One of the strangest Bollywood films I've ever seen is Will Ko Triumph Hai - filmed in retro B&W cinematography, it features endless numbers of item girls dancing in the fields & mountains with hula hoops & so on.
posted by UbuRoivas at 2:38 PM on June 18, 2010 [1 favorite]


it's still not clear to me exactly what [Subhas Chandra Bose's] deal is in India nowadays, some of the stuff you dig up makes it seem as though he's still got a substantial cult of followers....

Leaving aside the vaguely orientalist implications of the 'cult' terminology, Netaji (leader) Subhas Chandra Bose's image is quite commonly seen framed on walls in India, alongside that of Gandhi, or in place of it - he was, of course, the militaristic side of the independence coin, as opposed to Gandhi's peacenik approach.

He and his men would probably have won themselves a greater place in the history books if the Japanese army - to which they had 'defected' - had armed them properly or sent them on missions that weren't completely suicidal.

It's also a nicer myth for Britain & the west, to say that they left peacefully because they couldn't stand hitting Gandhi's passive followers over the head with lathis any more, when Bose's army made it clear enough that for every khadi-clad punching bag, there was a man who was more than willing to pick up a rifle & push the war-weakened British out of the country by force if they had to.
posted by UbuRoivas at 2:47 PM on June 18, 2010 [1 favorite]




Note to Indians: when Hitler talked about Aryans, he didn't mean you guys!

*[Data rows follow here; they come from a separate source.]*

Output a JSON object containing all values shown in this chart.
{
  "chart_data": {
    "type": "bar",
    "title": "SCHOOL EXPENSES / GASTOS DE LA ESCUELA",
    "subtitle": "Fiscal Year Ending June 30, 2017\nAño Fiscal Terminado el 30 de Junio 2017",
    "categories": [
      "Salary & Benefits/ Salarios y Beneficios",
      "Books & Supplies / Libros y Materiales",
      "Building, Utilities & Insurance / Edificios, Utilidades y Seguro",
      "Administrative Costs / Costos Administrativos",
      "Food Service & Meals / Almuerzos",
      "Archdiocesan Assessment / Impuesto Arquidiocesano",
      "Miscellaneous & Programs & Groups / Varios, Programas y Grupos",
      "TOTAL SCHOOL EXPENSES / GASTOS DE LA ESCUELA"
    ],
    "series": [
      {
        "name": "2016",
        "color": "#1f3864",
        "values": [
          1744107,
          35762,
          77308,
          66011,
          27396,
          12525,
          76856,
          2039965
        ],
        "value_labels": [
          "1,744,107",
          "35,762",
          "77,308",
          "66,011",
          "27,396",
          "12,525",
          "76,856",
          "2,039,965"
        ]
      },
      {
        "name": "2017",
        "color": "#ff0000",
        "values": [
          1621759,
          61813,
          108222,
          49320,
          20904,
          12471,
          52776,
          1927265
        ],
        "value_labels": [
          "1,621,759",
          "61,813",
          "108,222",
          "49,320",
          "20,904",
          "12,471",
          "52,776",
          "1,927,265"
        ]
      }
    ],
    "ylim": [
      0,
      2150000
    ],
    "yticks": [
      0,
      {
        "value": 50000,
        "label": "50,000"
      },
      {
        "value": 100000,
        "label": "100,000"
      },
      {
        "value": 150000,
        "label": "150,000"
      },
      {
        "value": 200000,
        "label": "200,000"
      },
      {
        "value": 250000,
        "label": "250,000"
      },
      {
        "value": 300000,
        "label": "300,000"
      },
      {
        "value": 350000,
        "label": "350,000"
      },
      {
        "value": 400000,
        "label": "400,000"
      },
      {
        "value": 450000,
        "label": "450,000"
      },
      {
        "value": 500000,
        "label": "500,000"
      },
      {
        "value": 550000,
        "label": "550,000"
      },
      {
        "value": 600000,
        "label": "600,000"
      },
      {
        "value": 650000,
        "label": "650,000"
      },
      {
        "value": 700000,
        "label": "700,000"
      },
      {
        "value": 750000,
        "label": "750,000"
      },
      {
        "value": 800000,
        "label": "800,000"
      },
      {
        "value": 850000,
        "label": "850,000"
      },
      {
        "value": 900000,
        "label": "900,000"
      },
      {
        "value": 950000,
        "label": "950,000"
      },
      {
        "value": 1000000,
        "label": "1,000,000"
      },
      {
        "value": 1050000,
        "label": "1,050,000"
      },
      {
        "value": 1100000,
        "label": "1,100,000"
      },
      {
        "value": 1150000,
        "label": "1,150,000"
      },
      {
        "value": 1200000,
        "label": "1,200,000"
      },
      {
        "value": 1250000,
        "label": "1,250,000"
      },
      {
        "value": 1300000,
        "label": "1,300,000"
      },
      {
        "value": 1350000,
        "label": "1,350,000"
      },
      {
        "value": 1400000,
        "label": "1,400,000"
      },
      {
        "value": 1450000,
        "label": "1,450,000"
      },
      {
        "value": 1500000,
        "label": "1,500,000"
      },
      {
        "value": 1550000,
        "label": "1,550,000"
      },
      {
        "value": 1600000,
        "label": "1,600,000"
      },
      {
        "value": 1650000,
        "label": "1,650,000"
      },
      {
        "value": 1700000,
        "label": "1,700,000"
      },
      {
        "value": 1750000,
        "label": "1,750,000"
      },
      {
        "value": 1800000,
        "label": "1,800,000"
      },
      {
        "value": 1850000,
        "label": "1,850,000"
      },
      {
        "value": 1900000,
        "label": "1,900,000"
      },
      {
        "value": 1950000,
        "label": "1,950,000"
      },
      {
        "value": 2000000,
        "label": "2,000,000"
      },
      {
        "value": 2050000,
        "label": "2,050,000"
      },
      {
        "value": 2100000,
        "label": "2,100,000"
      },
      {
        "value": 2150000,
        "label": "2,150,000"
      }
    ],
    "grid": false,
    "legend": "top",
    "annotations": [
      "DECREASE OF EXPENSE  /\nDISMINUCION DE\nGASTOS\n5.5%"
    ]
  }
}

During the 20's-30's, there was a court case where someone was challenging the US miscegenation laws on that ground - "I'm Indian of Aryan descent, therefore, marrying a white person is not miscegenation."

Naturally, that didn't go through.
posted by yeloson at 4:40 PM on June 18, 2010


... entire populations can have their blind spots.

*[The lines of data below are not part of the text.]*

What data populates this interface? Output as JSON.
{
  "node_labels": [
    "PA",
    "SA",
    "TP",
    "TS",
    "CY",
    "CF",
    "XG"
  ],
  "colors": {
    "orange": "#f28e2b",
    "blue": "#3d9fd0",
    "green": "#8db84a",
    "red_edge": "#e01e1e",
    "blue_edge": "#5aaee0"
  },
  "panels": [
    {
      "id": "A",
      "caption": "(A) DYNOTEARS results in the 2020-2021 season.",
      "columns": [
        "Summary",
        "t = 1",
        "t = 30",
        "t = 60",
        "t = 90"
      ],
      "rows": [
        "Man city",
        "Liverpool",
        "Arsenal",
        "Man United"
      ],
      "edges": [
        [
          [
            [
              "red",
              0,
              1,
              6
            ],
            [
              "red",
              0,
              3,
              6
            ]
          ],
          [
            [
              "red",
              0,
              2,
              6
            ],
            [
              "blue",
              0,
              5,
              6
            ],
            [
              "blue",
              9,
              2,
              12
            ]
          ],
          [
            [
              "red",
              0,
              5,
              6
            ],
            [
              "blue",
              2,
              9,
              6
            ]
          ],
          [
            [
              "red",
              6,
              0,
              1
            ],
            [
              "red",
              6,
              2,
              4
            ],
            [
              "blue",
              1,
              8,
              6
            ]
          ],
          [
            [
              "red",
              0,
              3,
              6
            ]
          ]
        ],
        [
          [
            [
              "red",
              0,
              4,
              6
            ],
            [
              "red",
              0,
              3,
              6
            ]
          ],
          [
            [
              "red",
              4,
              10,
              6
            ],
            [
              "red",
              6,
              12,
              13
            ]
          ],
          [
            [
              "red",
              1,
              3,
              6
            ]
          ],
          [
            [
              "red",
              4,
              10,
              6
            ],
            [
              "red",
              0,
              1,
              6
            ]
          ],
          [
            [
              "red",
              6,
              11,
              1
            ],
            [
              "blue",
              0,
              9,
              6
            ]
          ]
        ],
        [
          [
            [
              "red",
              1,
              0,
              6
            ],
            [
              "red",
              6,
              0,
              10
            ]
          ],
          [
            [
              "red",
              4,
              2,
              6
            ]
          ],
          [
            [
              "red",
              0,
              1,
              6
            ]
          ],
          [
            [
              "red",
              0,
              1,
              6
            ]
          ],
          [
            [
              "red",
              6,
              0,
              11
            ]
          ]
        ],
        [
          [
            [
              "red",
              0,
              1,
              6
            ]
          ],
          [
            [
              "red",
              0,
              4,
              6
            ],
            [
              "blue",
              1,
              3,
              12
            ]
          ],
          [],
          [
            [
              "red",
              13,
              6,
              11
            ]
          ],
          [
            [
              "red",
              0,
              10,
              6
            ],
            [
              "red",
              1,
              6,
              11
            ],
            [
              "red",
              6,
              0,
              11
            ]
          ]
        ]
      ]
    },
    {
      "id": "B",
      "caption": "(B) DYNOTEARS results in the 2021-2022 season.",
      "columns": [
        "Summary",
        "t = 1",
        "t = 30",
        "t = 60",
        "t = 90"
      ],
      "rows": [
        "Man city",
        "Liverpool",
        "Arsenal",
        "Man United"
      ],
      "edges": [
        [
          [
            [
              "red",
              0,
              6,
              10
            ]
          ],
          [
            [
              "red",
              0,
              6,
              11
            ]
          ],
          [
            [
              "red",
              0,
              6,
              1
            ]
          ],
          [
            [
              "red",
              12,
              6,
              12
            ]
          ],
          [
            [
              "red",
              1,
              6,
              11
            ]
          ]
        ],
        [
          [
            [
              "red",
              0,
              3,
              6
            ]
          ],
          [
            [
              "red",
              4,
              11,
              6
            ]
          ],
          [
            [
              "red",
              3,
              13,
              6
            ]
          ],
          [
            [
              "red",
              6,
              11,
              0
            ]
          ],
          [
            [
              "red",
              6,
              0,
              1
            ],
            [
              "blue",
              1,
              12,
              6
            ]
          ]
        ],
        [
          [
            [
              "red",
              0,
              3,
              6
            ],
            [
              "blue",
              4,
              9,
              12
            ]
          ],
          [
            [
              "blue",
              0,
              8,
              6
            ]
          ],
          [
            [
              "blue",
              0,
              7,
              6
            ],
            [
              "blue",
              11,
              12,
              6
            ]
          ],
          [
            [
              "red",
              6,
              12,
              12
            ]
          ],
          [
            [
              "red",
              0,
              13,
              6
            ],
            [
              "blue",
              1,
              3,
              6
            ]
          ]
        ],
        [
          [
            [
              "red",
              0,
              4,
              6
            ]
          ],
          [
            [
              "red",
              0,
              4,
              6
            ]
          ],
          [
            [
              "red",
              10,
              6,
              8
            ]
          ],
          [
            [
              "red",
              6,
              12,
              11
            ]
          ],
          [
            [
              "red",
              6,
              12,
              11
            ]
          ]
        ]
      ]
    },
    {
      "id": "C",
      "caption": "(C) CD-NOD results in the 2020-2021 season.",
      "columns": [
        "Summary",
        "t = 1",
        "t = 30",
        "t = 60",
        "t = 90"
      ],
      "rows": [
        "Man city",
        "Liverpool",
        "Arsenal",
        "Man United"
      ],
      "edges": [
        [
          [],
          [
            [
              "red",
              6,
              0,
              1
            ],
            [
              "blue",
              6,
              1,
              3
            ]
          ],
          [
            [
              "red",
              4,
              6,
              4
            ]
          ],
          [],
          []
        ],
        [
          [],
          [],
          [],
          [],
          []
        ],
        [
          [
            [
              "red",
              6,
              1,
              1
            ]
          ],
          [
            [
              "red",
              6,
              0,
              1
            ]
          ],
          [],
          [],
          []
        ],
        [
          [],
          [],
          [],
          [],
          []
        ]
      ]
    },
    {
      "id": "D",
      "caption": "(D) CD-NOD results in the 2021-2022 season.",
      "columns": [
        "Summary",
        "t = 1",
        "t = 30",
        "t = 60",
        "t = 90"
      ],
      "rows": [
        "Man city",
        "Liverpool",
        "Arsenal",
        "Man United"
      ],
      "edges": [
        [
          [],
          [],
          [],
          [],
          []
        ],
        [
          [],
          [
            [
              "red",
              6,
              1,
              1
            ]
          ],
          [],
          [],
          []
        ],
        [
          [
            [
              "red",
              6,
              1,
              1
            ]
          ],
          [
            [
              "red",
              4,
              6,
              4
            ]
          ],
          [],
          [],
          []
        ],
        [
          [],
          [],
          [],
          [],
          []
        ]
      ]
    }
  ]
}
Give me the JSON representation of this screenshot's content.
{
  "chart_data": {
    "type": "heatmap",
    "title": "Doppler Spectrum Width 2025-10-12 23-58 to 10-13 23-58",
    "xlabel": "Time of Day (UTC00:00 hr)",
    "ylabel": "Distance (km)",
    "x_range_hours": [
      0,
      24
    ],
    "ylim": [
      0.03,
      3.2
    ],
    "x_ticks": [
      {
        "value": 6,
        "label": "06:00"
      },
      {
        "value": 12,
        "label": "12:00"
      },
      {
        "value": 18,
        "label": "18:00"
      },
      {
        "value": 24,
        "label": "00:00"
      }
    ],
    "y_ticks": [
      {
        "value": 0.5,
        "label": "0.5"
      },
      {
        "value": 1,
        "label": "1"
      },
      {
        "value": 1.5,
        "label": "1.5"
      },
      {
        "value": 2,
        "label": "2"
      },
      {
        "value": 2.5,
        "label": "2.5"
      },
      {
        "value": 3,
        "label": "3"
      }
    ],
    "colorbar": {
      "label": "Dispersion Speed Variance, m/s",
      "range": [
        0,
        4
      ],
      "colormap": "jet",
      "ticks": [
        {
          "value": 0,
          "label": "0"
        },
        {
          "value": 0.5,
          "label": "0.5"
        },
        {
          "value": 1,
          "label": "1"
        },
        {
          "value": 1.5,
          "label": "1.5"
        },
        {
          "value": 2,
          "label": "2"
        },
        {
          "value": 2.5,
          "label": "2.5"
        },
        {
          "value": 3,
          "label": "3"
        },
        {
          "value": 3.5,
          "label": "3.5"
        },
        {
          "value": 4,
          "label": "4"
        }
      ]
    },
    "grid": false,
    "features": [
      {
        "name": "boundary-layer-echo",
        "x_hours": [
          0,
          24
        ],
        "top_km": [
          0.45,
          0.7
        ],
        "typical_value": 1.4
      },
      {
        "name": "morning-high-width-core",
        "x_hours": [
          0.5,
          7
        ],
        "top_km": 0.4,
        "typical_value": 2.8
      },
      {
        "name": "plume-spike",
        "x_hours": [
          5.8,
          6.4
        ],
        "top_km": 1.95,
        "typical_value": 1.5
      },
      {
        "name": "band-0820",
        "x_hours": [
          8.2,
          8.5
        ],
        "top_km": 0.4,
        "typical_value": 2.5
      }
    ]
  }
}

mdn :The weirdest part about the Hitler stuff is the outright positive things people have to say, though. They say straightforwardly that they idolize him.

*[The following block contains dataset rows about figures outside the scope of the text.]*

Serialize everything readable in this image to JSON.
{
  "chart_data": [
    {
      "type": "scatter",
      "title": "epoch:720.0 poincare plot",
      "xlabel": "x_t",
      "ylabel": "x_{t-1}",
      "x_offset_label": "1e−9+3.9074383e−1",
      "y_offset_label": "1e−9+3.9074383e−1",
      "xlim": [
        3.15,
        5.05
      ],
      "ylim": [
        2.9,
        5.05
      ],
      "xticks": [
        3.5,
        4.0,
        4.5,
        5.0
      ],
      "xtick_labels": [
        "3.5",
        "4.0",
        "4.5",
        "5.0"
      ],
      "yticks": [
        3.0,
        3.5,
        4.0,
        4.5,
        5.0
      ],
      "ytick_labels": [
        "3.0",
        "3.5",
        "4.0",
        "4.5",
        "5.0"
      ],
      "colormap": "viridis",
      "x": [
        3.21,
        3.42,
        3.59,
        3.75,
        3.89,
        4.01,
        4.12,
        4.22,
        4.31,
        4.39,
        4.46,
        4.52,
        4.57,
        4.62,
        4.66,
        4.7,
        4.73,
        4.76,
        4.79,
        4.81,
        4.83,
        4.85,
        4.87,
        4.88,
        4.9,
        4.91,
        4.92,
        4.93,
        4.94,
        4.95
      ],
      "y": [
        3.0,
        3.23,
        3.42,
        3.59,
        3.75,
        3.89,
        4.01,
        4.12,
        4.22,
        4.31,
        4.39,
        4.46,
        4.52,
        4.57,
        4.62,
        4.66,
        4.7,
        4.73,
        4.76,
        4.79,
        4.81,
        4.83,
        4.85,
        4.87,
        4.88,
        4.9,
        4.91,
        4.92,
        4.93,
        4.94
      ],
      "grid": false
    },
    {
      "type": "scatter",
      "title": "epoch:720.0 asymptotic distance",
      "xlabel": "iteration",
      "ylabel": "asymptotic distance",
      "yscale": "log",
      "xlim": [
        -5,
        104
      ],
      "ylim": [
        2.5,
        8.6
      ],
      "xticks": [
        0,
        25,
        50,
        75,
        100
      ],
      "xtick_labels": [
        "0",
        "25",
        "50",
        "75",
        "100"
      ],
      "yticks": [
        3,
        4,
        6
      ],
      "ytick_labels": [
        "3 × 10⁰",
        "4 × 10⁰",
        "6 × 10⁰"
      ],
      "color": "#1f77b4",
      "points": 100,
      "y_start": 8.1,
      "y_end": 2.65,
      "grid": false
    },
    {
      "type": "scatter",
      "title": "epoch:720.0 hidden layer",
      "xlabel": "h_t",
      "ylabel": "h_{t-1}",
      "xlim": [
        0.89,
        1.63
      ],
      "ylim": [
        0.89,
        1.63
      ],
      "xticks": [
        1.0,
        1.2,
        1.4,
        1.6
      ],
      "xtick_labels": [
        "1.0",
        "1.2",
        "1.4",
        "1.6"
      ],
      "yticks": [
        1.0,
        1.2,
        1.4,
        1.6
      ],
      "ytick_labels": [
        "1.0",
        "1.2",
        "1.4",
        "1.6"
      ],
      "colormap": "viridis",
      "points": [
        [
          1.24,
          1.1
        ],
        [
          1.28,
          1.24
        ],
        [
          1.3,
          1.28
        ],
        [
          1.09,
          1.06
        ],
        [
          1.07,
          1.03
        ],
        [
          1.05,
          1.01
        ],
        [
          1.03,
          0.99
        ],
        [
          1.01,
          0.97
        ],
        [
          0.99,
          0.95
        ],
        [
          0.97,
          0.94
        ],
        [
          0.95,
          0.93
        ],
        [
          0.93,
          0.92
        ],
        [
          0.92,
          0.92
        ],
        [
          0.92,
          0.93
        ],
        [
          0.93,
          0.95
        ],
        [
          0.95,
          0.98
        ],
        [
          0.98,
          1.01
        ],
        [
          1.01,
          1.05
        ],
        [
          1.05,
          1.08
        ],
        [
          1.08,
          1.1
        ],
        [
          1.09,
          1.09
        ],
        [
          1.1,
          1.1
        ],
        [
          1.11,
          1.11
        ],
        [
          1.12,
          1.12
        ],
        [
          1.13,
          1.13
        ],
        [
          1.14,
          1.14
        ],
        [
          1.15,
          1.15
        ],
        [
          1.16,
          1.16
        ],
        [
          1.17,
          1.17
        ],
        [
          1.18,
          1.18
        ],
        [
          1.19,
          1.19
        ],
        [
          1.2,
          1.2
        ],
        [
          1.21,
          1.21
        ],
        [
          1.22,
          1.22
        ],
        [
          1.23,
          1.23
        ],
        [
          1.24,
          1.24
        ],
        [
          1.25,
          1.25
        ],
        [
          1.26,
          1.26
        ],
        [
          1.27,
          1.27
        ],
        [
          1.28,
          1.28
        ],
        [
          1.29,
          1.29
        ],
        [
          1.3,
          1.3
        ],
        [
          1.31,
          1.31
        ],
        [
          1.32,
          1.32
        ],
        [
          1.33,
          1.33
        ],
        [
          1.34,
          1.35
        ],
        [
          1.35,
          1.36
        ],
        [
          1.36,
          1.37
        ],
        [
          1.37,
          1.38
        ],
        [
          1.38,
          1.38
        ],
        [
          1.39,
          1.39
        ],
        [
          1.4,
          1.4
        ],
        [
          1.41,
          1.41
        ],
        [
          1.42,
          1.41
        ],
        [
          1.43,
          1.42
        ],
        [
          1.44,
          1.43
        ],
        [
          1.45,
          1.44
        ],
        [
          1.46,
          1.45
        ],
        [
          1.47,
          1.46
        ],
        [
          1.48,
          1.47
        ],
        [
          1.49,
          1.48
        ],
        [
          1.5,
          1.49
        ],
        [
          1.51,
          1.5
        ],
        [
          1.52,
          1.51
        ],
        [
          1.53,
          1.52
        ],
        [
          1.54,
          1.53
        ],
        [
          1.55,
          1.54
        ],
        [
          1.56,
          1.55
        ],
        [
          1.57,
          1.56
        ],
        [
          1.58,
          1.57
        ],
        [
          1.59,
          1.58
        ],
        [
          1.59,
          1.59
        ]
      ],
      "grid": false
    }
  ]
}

eccnineten : Savitri Devi Mukherji... She was a proponent of Hinduism and Nazism, synthesizing the two, proclaiming Adolf Hitler an avatar of the Hindu god Vishnu.

Interesting. (Although I would have guessed an avatar of Kali)
posted by StickyCarpet at 5:01 PM on June 18, 2010


Kali is actually a self-manifested avatar of the Goddess Durga, who is herself an avatar of the supreme goddess Devi; I'm not sure if you can have an avatar of an avatar of an avatar (but at this rate, why not?)

But you weren't far off...Savitri Devi thought that Hitler was Kalki, 10th & final avatar of Vishnu, "come to end the present age of darkness and destruction known as Kali Yuga".

Current 93 wrote a lovely song about this, "Hitler as Kalki", which is written up in the List of Songs about Adolf Hitler in Adolf Hitler in Popular Culture.
posted by UbuRoivas at 10:59 PM on June 18, 2010


Marshall Poe:

Granted, perhaps Indians don't know the ins and outs of the Holocaust. But how 'bout World War II? You know WORLD WAR TWO?

No. In fact, not even Britain knows about "WORLD WAR TWO". They call it "The Second World War"; a good portion of the people outside the US call it that.

Are you serious?

You do understand that you are looking at everything through the US lens, right? Occupation and oppression for hundreds of years in India probably meant nothing to you, but it meant a lot to the millions in India. I don't want to get all "Are you serious?" about you you being more outraged over this than say any given number of genocides happening now.
posted by hal_c_on at 1:42 PM on June 19, 2010 [1 favorite]


I wish they could tell how embarrassed I am to have to explain that Bollywood is not really a representation of what a common person's life in India is like.

Do you actually have to explain that very often? Does anybody think that Bollywood actually represents "a common person's life in India"? From my (granted, very limited) exposure to Bollywood in general, I find it hard to believe that somebody would think that.